Le silence gardé par Monsieur [Y] [H] sur des contraintes et restrictions de nature à faire obstacle à l’activité de la SC GD CONSTRUCTIONS est constitutif d’un dol justifiant l’annulation de la vente conclue entre les parties.
A titre subsidiaire, la résolution de la cession des actions et des autres conventions est encourue en application de l’ancien article 1184 du code civil applicable au fait de la cause.
Les demandes reconventionnelles de Monsieur [Y] [H] sont irrecevables.
Les engagements de caution de Monsieur [M] [T] sont manifestement disproportionnés.
Leur demande indemnitaire est justifiée tant pour le préjudice financier et matériel que moral.
Pour Monsieur [Y] [H]
Les prétentions de la SC GD CONSTRUCTIONS et de Monsieur [M] [T] sont irrecevables par application du principe de l’estoppel.
La SC GD CONSTRUCTIONS et Monsieur [M] [T], à titre subsidiaire, doivent être déboutés de l’ensemble de leurs demandes, rien ne permet de caractériser et, donc de retenir, la matérialité d’un dol grevant la vente de la société susceptible d’entrainer la nullité de la cession et des actes passés en accompagnement de cette dernière.
La cession des actions est régulière, l’obligation de délivrance établie est satisfaite.

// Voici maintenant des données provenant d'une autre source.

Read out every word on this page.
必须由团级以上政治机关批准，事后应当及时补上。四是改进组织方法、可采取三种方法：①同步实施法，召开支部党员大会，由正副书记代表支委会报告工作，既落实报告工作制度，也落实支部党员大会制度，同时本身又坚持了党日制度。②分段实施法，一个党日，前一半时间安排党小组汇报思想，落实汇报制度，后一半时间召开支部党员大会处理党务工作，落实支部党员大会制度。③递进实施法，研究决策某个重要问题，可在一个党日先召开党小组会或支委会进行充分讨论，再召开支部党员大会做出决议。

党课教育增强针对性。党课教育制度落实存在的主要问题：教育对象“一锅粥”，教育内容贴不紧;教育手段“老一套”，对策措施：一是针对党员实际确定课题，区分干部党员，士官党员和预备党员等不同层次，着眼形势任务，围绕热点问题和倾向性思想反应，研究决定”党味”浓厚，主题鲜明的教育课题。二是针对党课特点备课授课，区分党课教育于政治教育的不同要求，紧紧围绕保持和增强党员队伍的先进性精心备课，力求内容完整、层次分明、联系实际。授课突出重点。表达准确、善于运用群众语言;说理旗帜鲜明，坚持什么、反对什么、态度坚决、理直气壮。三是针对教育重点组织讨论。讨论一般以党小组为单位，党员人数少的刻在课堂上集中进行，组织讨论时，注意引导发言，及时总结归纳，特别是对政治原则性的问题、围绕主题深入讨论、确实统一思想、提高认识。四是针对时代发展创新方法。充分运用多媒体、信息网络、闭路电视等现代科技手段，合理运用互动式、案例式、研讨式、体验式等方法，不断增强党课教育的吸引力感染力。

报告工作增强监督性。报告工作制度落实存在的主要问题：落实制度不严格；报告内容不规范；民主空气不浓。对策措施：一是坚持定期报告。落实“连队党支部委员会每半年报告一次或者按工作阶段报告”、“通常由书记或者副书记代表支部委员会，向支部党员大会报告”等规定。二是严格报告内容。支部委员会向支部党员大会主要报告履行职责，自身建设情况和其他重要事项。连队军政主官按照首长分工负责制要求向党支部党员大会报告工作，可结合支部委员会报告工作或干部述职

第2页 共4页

Les demandes indemnitaires de la SC GD CONSTRUCTIONS et de Monsieur [M] [T] ne peuvent aboutir, aucun vice du consentement ou faute ne pouvant être retenus contre Monsieur [Y] [H].
Ses demandes reconventionnelles sont recevables.
Monsieur [M] [T] ne rapporte pas la preuve de la disproportion de ses engagements de caution.
Caution solidaire de la société J.C.D. CONSTRUCTION SAS, Monsieur [M] [T] doit rembourser les sommes dues au titre des convention de remboursement des comptes courants et de mise à disposition des fonds
Au titre de la cession des actions de Monsieur [Y] [H], la somme de 390.753,00 € reste à régler. La SC GD CONSTRUCTIONS est le débiteur
principal de cette somme, avec Monsieur [M] [T] caution solidaire. Ils doivent être condamnés solidairement à la régler.
La demande de réparation pour préjudice matériel, moral et financier est justifiée par des éléments avérés tenant à la situation personnelle et financière de Monsieur [Y] [H].
SUR CE,
Sur la fin de non-recevoir des demandes de Monsieur [M] [T] et de la SC GD CONSTRUCTIONS soulevée par Monsieur [Y] [H]
A l’appui de cette demande, Monsieur [Y] [H] soutient qu’en introduisant une instance au fond puis en soutenant ensuite une péremption d’instance puis en revenant au fond plus de 10 ans après l’assignation initiale, la SC GD CONSTRUCTIONS et Monsieur [M] [T] ont adopté des positions incompatibles entre elles de nature à le tromper sur leurs intentions.
Les prétentions de la SC GD CONSTRUCTIONS et Monsieur [M] [T] seraient irrecevables au regard de l’attitude procédurale dont ils ont fait montre par application du principe de l’estoppel qui interdit à une partie de se contredire au détriment d’autrui.
Le tribunal dira que la mise en mouvement de ce principe dans la cause soumise au tribunal ne saurait se déduire de l’argumentation soutenue par Monsieur [M] [T] de faire le constat de la péremption de l’instance qui aurait, ce faisant, abandonné son intention de renoncer à toutes demandes au fond et précédemment soutenues devant le tribunal. L’aparté procédural, la péremption d’instance, non retenue par les juges, les parties se retrouvent aujourd’hui sur le fond de leurs demandes d’origine et un argument d’estoppel ne peut donc utilement être retenu contre la SC GD CONSTRUCTIONS et Monsieur [M] [T].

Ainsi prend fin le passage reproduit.